Es como una cita imprescindible de las estancias en la isla: buscar una tarde, adentrarse en ese Tiburón terrestre y dejarte llevar, disfrutar de su música, del ambiente, del paisaje, del entorno, del mar… Y esperar a ver la puesta de sol. Cuando estoy en Formentera, con frecuencia pienso que igual hemos viajado mucho y muy lejos, para valorar más y mejor lo que tenemos muy cerca.
Bastan apenas poco más de 82 kilómetros cuadrados, con 28 kilómetros de largo, para sumergirse en una isla con una mezcla única entre la belleza de sus playas, lo alternativo de su ambiente, la serenidad que preside todas las actividades y todo en un marco de baja edificabilidad; algo que, por otra parte, ha disparado los precios de cualquier casa.
Su origen como destino turístico en los años 60 y 70 quedó marcado por un movimiento hippy que buscaba relax y tranquilidad y esto ha calado en la idiosincrasia de la isla. Quien la visitaba quedaba impresionado.
Playa de Illetes
En los 70 y 80 se inició un fuerte boom turístico; empezó a ser un destino deseado por los alemanes, aunque últimamente, desde hace unos pocos años es una isla casi tomada por italianos. A pesar de ello, no deja de ser nuestro pequeño tesoro, el que tenemos muy cerca y al que siempre deseamos volver. Esa es la fuerza cautivadora de Formentera.

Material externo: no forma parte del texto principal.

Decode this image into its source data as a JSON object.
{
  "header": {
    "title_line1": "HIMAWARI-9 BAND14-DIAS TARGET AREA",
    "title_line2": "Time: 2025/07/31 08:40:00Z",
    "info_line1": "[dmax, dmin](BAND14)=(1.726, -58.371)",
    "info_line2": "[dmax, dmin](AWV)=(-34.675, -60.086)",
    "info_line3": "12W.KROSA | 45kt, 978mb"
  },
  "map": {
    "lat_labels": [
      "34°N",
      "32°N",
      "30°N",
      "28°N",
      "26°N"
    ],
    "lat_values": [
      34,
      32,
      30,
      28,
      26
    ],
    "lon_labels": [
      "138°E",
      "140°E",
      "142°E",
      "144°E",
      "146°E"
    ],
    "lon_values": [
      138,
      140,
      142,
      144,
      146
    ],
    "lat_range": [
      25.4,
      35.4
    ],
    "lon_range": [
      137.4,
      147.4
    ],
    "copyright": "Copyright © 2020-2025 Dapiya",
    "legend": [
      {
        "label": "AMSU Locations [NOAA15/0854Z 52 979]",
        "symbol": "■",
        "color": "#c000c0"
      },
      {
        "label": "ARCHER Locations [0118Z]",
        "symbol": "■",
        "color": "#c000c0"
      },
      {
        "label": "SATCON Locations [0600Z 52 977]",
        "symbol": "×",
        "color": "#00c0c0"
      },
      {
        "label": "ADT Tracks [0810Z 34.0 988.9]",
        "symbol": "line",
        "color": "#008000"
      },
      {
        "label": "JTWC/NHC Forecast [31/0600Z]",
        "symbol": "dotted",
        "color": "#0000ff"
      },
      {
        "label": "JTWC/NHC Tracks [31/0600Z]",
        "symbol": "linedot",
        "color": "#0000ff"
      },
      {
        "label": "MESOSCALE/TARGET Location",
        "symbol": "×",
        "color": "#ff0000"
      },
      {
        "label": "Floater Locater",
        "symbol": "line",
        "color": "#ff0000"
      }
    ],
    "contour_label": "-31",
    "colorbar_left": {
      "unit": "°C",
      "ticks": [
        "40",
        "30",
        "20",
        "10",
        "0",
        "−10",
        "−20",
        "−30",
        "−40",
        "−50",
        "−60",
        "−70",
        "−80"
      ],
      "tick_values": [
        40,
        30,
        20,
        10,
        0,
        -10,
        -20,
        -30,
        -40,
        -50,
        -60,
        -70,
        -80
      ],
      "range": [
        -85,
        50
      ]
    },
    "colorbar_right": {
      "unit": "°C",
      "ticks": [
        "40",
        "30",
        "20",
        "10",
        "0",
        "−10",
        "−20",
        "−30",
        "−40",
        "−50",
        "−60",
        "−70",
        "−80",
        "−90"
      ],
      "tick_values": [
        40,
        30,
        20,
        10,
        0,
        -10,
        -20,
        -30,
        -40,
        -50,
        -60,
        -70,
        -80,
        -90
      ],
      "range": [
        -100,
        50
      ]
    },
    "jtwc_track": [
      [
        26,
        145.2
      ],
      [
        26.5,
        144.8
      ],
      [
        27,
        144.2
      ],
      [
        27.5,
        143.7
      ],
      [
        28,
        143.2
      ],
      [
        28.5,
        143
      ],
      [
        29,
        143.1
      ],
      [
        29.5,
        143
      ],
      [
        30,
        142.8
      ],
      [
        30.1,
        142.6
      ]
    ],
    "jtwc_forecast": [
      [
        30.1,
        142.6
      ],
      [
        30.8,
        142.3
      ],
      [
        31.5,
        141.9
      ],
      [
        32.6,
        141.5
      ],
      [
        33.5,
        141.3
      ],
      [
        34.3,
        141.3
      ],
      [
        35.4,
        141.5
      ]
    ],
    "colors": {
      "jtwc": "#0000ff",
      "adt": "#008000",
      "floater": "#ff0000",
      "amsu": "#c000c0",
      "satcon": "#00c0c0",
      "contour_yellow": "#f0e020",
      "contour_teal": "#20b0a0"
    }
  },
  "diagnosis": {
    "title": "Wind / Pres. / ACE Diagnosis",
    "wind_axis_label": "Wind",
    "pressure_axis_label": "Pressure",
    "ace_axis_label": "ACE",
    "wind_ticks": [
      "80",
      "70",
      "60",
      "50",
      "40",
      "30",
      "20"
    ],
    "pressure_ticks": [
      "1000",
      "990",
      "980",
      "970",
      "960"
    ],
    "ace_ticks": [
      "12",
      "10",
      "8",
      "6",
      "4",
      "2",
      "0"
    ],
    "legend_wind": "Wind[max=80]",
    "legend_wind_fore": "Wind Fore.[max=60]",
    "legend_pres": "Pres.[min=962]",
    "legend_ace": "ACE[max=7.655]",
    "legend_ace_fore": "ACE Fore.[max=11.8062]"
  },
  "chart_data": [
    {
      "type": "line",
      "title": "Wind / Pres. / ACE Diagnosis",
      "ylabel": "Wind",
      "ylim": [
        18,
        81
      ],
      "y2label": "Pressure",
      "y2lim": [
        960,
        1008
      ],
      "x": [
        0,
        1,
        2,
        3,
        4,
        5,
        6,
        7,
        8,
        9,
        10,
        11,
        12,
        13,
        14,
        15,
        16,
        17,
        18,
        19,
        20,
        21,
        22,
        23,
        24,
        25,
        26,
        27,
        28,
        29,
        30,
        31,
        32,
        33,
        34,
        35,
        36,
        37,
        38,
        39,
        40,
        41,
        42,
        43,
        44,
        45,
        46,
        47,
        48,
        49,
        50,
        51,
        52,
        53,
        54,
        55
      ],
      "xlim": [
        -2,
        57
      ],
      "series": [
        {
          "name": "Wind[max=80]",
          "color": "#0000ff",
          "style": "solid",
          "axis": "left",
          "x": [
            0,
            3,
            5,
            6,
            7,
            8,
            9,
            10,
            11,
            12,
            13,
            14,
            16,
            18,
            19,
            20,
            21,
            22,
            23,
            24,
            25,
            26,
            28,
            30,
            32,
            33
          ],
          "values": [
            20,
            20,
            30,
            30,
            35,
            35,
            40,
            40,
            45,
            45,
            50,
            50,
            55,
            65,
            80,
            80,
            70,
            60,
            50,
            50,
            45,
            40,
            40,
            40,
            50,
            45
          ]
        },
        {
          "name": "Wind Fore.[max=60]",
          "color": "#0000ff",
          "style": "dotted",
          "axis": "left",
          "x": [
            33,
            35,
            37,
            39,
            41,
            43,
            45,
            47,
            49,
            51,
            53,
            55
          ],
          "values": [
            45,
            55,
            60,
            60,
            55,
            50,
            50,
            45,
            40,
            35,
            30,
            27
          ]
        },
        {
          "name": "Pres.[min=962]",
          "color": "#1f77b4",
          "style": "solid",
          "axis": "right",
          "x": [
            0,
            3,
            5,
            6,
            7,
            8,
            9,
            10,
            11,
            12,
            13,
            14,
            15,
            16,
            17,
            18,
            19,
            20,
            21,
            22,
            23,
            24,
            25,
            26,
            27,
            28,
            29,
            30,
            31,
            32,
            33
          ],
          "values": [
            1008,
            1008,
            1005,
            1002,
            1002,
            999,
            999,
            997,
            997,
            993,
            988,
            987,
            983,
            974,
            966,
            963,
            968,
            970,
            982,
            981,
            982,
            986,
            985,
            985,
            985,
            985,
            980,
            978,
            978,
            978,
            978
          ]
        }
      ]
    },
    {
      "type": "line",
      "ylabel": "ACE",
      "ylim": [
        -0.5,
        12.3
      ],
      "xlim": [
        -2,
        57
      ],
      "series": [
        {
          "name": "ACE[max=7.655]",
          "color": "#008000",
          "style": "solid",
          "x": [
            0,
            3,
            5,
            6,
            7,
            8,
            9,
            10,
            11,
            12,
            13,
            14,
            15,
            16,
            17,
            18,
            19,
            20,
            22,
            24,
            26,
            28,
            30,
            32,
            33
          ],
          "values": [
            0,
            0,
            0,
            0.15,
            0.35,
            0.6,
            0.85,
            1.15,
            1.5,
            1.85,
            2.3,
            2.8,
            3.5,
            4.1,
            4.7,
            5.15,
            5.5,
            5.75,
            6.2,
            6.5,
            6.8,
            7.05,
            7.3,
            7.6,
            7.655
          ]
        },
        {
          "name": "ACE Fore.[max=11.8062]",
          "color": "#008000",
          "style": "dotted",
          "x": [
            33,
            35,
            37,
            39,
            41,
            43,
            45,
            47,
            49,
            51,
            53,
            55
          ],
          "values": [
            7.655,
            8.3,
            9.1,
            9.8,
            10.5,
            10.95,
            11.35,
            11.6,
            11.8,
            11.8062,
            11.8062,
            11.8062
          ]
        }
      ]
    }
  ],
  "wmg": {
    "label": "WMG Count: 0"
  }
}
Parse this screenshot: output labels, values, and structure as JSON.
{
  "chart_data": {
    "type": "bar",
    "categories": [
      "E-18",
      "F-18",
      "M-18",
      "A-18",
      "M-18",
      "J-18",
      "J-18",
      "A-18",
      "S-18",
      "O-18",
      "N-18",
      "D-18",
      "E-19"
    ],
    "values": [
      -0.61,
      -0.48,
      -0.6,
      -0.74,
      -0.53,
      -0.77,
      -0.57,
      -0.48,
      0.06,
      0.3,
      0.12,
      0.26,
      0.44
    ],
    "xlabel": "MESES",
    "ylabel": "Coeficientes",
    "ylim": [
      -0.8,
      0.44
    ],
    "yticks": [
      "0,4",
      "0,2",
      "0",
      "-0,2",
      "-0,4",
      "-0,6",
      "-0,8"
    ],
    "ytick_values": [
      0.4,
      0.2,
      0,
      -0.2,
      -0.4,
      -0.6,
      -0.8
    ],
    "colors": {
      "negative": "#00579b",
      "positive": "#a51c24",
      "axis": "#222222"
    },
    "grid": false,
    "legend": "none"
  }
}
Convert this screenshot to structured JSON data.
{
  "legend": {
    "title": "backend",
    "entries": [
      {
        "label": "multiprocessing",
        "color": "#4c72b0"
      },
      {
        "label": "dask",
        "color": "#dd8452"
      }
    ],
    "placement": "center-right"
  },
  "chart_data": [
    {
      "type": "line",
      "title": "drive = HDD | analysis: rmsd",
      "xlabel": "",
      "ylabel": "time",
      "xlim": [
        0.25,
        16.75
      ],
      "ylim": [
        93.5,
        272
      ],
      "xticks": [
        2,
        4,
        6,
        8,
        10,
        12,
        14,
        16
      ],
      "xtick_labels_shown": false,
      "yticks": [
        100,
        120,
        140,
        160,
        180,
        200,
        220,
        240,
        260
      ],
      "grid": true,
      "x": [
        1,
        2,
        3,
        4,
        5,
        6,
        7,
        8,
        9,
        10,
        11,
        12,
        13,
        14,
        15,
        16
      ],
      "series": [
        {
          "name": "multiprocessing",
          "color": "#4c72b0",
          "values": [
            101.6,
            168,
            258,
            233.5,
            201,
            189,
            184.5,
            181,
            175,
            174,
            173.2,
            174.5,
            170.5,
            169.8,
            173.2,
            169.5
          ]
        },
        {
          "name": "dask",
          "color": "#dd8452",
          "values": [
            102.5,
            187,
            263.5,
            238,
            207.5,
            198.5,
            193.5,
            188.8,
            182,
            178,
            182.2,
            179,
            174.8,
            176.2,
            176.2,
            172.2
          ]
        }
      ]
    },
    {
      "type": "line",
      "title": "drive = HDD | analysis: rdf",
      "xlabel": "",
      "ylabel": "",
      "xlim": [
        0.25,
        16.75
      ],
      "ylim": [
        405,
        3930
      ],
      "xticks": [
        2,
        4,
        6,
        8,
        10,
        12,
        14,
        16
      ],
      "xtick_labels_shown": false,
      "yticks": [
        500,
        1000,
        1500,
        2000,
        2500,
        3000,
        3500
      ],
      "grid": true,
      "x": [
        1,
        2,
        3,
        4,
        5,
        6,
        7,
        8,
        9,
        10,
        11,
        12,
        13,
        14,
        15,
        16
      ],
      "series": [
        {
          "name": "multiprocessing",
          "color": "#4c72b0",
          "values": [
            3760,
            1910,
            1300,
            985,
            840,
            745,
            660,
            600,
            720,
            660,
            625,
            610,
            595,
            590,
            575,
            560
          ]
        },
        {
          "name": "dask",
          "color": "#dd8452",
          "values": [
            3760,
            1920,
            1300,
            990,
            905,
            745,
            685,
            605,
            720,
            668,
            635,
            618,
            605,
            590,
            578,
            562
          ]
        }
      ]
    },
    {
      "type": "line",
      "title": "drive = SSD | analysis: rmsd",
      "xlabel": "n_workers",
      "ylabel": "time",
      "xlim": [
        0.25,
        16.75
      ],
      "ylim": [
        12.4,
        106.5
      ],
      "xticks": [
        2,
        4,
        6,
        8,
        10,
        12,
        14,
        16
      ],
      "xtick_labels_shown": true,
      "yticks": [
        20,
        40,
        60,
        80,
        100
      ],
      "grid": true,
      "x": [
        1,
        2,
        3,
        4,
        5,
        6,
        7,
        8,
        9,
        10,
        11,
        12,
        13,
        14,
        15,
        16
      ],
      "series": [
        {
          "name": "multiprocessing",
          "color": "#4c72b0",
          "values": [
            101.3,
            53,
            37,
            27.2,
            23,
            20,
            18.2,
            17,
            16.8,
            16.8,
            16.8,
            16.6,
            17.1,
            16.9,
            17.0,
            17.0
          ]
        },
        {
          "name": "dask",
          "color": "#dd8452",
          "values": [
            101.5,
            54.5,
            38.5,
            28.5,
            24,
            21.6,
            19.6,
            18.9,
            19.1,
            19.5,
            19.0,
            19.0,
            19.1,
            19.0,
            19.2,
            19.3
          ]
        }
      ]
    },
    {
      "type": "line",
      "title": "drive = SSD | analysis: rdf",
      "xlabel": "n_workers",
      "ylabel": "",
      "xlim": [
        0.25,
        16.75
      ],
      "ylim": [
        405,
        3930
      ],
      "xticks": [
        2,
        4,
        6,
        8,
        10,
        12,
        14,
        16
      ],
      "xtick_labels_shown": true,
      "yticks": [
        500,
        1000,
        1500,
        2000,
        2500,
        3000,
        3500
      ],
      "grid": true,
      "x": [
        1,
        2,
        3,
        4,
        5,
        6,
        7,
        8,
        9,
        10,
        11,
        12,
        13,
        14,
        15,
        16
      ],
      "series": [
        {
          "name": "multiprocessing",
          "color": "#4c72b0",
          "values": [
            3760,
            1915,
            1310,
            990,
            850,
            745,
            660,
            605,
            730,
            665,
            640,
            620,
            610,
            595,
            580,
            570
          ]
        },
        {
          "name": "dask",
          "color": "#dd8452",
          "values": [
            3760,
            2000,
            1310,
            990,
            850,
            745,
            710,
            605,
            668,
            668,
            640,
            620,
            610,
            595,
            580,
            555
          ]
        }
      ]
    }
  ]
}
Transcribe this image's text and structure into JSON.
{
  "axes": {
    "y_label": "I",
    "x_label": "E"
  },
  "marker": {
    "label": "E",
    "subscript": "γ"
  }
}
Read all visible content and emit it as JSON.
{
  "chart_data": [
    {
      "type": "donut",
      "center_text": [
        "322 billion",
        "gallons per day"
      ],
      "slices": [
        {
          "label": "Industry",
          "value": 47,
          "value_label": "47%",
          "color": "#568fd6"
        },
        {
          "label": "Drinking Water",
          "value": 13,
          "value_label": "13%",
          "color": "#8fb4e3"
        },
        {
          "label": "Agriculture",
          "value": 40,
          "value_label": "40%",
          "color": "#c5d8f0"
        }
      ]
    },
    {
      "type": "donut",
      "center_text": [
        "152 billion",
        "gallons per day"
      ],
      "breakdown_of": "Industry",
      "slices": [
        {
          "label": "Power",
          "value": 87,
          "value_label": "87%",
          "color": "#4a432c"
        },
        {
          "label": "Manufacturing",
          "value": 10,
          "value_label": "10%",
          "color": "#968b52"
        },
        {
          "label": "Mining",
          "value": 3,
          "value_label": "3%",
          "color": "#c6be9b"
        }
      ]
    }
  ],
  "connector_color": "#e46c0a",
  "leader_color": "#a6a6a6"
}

La playa de Illetes me parece sublime y cuando estoy en la isla, siempre encuentro una mañana para disfrutar de ella. Situada en el parque natural de Ses Salines, es un auténtico paraíso. Si no has estado en ella y no la conoces, no lo dudes, es una visita imprescindible por su belleza y porque, en muchos aspectos, está considerada una de las mejores del mundo: blanca, cristalina y apetecible.